2. a dual tree complex wavelet (DTCWT) denoising method based on the maximum variance expansion (MVU) algorithm is proposed to reduce the noise of rolling bearings fault signal. Using MVU to extract the signal subspace of the DTCWT detail signal space, the noise subspace is removed to realize the flat shift invariance and complete reconstruction of the noise reduction.DTCWT, and the conventional wavelet transform can be overcome. The defect.MVU manifold algorithm can effectively extract the nonlinear structure of the high dimensional data space and overcome the shortage of linear structure. The DTCWT_MVU denoising method combining the two advantages has a higher signal to noise ratio than the traditional noise reduction method, and can better extract the nonlinear impact component of the obstacle signal and reduce the noise reduction after reducing the noise. The distortion of signal waveform is verified by simulation and engineering practical signals.
3. for the problem of rolling bearing fault feature extraction, a time frequency fault feature extraction method based on tensor manifold learning is proposed. Based on the time-frequency characteristics of HHT, the tensor manifold learning method is used to extract the time-frequency characteristics of the nonlinear tensor flow manifolds of the signal, and the time frequency characteristic parameters are defined, and the time frequency characteristic parameters and the probability of the tensor manifolds are given. With the combination of neural network, the classification of bearing fault samples is accurately realized. The tensor manifold learning can effectively extract the intrinsic nonlinear characteristics of the combination of high dimensional frequency characteristics.
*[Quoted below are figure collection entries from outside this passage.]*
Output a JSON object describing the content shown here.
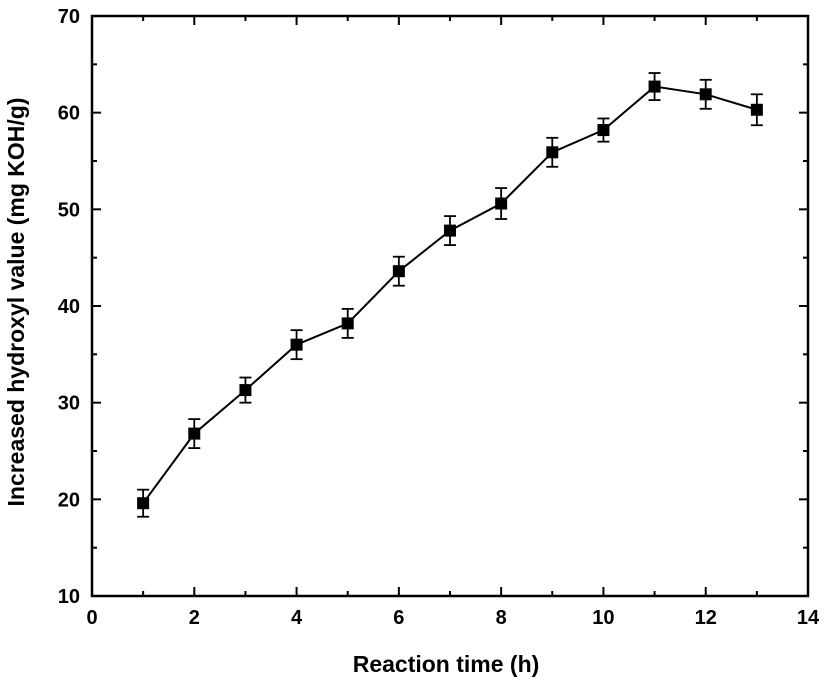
{
  "chart_data": {
    "type": "line",
    "title": "",
    "xlabel": "Reaction time (h)",
    "ylabel": "Increased hydroxyl value (mg KOH/g)",
    "xlim": [
      0,
      14
    ],
    "ylim": [
      10,
      70
    ],
    "x_ticks": [
      0,
      2,
      4,
      6,
      8,
      10,
      12,
      14
    ],
    "y_ticks": [
      10,
      20,
      30,
      40,
      50,
      60,
      70
    ],
    "grid": false,
    "marker": "square",
    "line_color": "#000000",
    "series": [
      {
        "x": [
          1,
          2,
          3,
          4,
          5,
          6,
          7,
          8,
          9,
          10,
          11,
          12,
          13
        ],
        "y": [
          19.6,
          26.8,
          31.3,
          36.0,
          38.2,
          43.6,
          47.8,
          50.6,
          55.9,
          58.2,
          62.7,
          61.9,
          60.3
        ],
        "error": [
          1.4,
          1.5,
          1.3,
          1.5,
          1.5,
          1.5,
          1.5,
          1.6,
          1.5,
          1.2,
          1.4,
          1.5,
          1.6
        ]
      }
    ]
  }
}
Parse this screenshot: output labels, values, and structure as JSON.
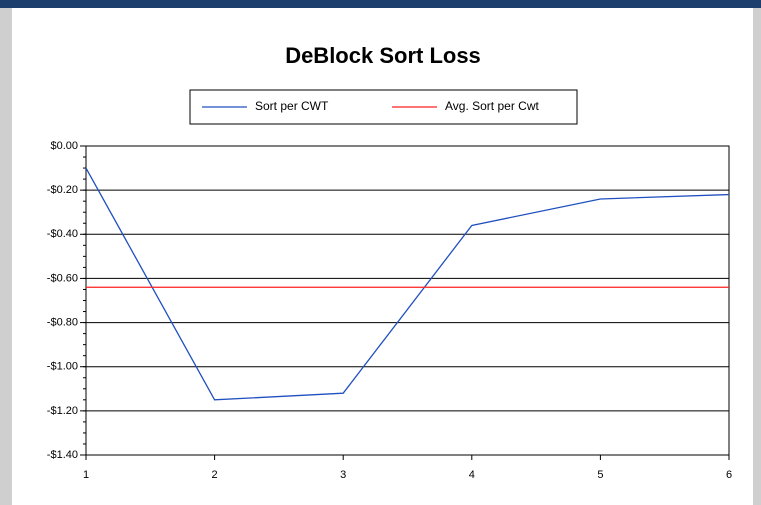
{
  "chart_data": {
    "type": "line",
    "title": "DeBlock Sort Loss",
    "x": [
      1,
      2,
      3,
      4,
      5,
      6
    ],
    "series": [
      {
        "name": "Sort per CWT",
        "color": "#2050c0",
        "values": [
          -0.1,
          -1.15,
          -1.12,
          -0.36,
          -0.24,
          -0.22
        ]
      },
      {
        "name": "Avg. Sort per Cwt",
        "color": "#ff2020",
        "values": [
          -0.64,
          -0.64,
          -0.64,
          -0.64,
          -0.64,
          -0.64
        ]
      }
    ],
    "xlim": [
      1,
      6
    ],
    "xticks": [
      1,
      2,
      3,
      4,
      5,
      6
    ],
    "ylim": [
      -1.4,
      0
    ],
    "yticks": [
      {
        "value": 0,
        "label": "$0.00"
      },
      {
        "value": -0.2,
        "label": "-$0.20"
      },
      {
        "value": -0.4,
        "label": "-$0.40"
      },
      {
        "value": -0.6,
        "label": "-$0.60"
      },
      {
        "value": -0.8,
        "label": "-$0.80"
      },
      {
        "value": -1.0,
        "label": "-$1.00"
      },
      {
        "value": -1.2,
        "label": "-$1.20"
      },
      {
        "value": -1.4,
        "label": "-$1.40"
      }
    ],
    "grid": true,
    "legend": "top"
  }
}
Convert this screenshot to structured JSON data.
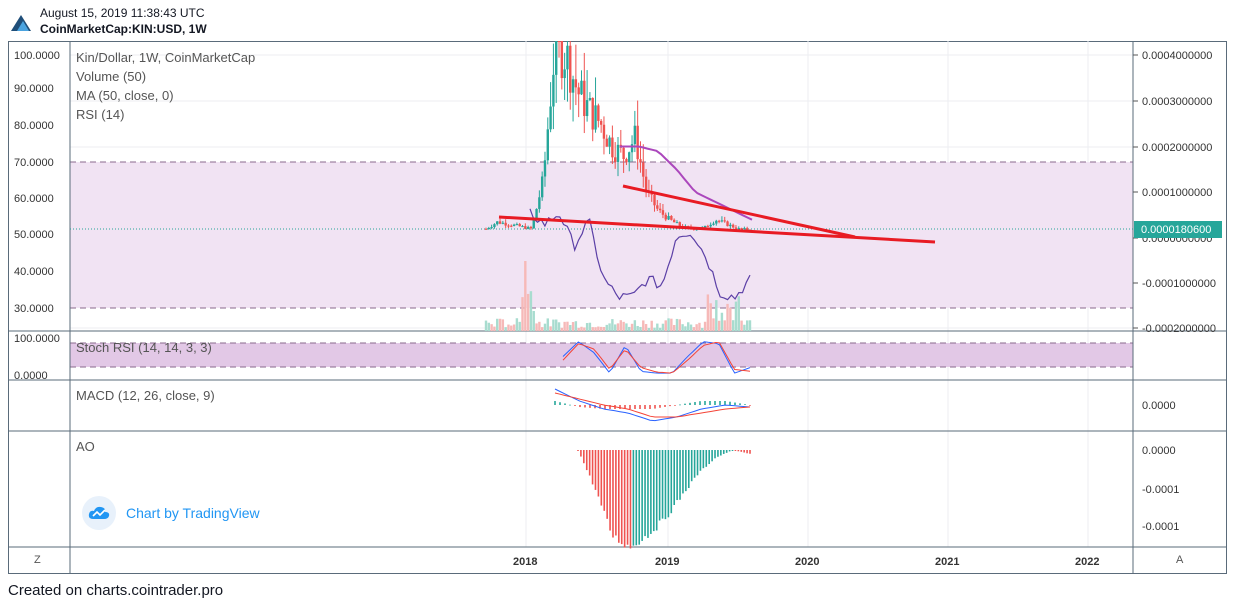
{
  "header": {
    "date": "August 15, 2019 11:38:43 UTC",
    "symbol": "CoinMarketCap:KIN:USD, 1W"
  },
  "footer": {
    "text": "Created on charts.cointrader.pro"
  },
  "watermark": {
    "text": "Chart by TradingView",
    "icon": "tradingview-cloud-icon"
  },
  "colors": {
    "up": "#26a69a",
    "down": "#ef5350",
    "trendline": "#e81b23",
    "ma": "#ab47bc",
    "rsi": "#5b3fa6",
    "rsi_band": "#e8d5ee",
    "price_label_bg": "#26a69a",
    "macd": "#2962ff",
    "signal": "#f44336"
  },
  "buttons": {
    "left": "Z",
    "right": "A"
  },
  "chart_data": [
    {
      "type": "candlestick",
      "title": "Kin/Dollar, 1W, CoinMarketCap",
      "legend": [
        "Volume (50)",
        "MA (50, close, 0)",
        "RSI (14)"
      ],
      "xlabels": [
        "2018",
        "2019",
        "2020",
        "2021",
        "2022"
      ],
      "left_ticks": [
        "100.0000",
        "90.0000",
        "80.0000",
        "70.0000",
        "60.0000",
        "50.0000",
        "40.0000",
        "30.0000"
      ],
      "right_ticks": [
        "0.0004000000",
        "0.0003000000",
        "0.0002000000",
        "0.0001000000",
        "0.0000000000",
        "-0.0001000000",
        "-0.0002000000"
      ],
      "last_price": "0.0000180600",
      "rsi_levels": [
        70,
        30
      ],
      "price_range": [
        0,
        0.00042
      ],
      "prices_approx": [
        2e-05,
        3.5e-05,
        3e-05,
        2.5e-05,
        2e-05,
        0.00013,
        0.00042,
        0.0004,
        0.00032,
        0.00028,
        0.00025,
        0.0002,
        0.00018,
        0.00022,
        0.0001,
        6e-05,
        4e-05,
        2.5e-05,
        2e-05,
        2.2e-05,
        4e-05,
        3e-05,
        2e-05,
        1.8e-05
      ],
      "trendlines": [
        {
          "from": "2017-10",
          "to": "2020-11",
          "label": ""
        },
        {
          "from": "2018-08",
          "to": "2020-05",
          "label": ""
        }
      ],
      "ma_approx": [
        0.0002,
        0.0002,
        0.00019,
        0.00015,
        0.0001,
        8e-05,
        6e-05,
        4e-05
      ],
      "rsi_approx": [
        56,
        53,
        56,
        47,
        54,
        38,
        33,
        33,
        38,
        36,
        50,
        51,
        44,
        34,
        33,
        38
      ]
    },
    {
      "type": "line",
      "title": "Stoch RSI (14, 14, 3, 3)",
      "left_ticks": [
        "100.0000",
        "0.0000"
      ],
      "levels": [
        80,
        20
      ],
      "k_approx": [
        50,
        90,
        60,
        5,
        80,
        10,
        5,
        5,
        50,
        90,
        85,
        5,
        20
      ],
      "d_approx": [
        40,
        85,
        70,
        15,
        70,
        20,
        8,
        5,
        40,
        80,
        90,
        15,
        10
      ]
    },
    {
      "type": "line",
      "title": "MACD (12, 26, close, 9)",
      "right_ticks": [
        "0.0000"
      ],
      "macd_approx": [
        4e-05,
        1e-05,
        -1e-05,
        -2e-05,
        -4e-05,
        -3e-05,
        -1e-05,
        0.0,
        -5e-06
      ],
      "signal_approx": [
        3e-05,
        1.5e-05,
        0.0,
        -1e-05,
        -3e-05,
        -3e-05,
        -2e-05,
        -1e-05,
        -5e-06
      ]
    },
    {
      "type": "bar",
      "title": "AO",
      "right_ticks": [
        "0.0000",
        "-0.0001",
        "-0.0001"
      ],
      "values_approx": [
        0.0,
        -0.0001,
        -0.00022,
        -0.00025,
        -0.00022,
        -0.00018,
        -0.00012,
        -6e-05,
        -2e-05,
        0.0,
        -1e-05
      ]
    }
  ]
}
Compared with the HHT time-frequency characteristic parameters, the tensor manifold time frequency characteristic parameters can reduce the redundancy of the feature information, divide the different types of fault samples more effectively, and reduce the neural network. The number of iterations can improve the accuracy of the fault classification.
4. for the problem of fault source separation of rolling bearings, a blind separation method of rolling bearing fault source based on manifold learning is proposed. The multi channel test signal is constructed by EMD decomposition, the number of source of the test signal is estimated, the selection standard of the optimal test signal is established, and the optimal test letter is selected by comprehensive use of kurtosis, sparsity and mutual information standard. By extracting the KPCA manifold component of the optimal test signal as the input of the ICA algorithm, the fault source is effectively separated. The method solves the problem of selecting the optimal test signal in the underdetermined blind separation process. The separation ability of the ICA is enhanced by manifold learning, and the impact feature can be separated from the weak single channel signal with the weak fault signal. An obvious source of failure.
5. in view of the performance degradation monitoring of rolling bearings, a performance monitoring method based on manifold learning and fuzzy clustering is proposed. The wavelet packet decomposition is used to determine the sensitive frequency band of the monitoring signal. On this basis, the feature of the low dimensional manifold of the signal is extracted as the data sample of the fuzzy clustering, and the membership degree value of the sample is used as the performance index. Compared with the single feature and linear multi feature monitoring method, the method can effectively reflect the four stages of the life performance degradation period of the rolling bearing, reflect the unified law of the performance degradation of the rolling bearing components, and advance the early prediction of the bearing barrier.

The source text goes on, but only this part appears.